Hi, why not give your youngest a bottle to go to sleep with, it might be the sucking that relaxes him. Maybe try separating them bedrooms for a while and both you and your partner put one to bed each. Also try sleeping in there room on a camp bed so they sleep in there own bed and in there own room, this worked well for us but our son is still in a cot so he can’t walk to our bedroom. There is a book called the rabbit who wants to fall asleel which may work well on your 4 year old, which sends them into a deep sleep, maybe worth a try.

Sunshineonleith12 · 02/09/2019 21:51

I agree with the PP in separating them for the time being. I'd speak to the 4 year old about what's going to happen.

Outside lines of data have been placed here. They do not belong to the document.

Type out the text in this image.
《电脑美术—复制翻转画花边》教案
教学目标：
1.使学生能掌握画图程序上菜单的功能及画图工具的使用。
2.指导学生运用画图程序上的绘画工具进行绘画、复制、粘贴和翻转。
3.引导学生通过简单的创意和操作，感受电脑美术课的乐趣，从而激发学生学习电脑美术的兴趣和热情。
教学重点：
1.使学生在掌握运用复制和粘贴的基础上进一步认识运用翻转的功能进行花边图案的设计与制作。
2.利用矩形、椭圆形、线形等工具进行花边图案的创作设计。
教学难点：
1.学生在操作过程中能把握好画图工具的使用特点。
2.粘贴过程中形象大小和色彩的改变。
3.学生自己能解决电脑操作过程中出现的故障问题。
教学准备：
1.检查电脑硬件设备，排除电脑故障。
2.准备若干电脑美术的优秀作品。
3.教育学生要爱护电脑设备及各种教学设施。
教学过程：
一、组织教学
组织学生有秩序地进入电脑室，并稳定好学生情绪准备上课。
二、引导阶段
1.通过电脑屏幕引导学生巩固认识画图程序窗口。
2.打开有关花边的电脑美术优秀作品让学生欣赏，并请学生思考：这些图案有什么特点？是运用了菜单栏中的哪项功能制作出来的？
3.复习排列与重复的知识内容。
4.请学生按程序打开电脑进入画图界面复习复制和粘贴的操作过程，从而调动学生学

Maybe get new bedding etc and say he's old enough to try falling asleep on his own (just like his cousin/older friends? do). I'd reassure him you're nearby and can hear him. Lots of praise and encouragement. Then just go for it. Stay on the landing (sorting laundry or something) so when he inevitably gets out of bed he can see you're nearby but doing something. Say you won't be long but have jobs to do. Keep putting him back to bed calmly. Just stay firm and he'll eventually realise he's still safe and secure. I don't think there's any other way than just to remain kind but consistant.
Your DH should put your LO to bed to break the habit of bfeeding to sleep.
The night time wake ups are another matter but one step at a time!

Sunshineonleith12 · 02/09/2019 22:00

Just saw you said its either you or your DH dealing with bedtime alone due to other commitments. Could you reschedule some of them one week soon to give you 3/4 nights in a row to try to tackle it together initially?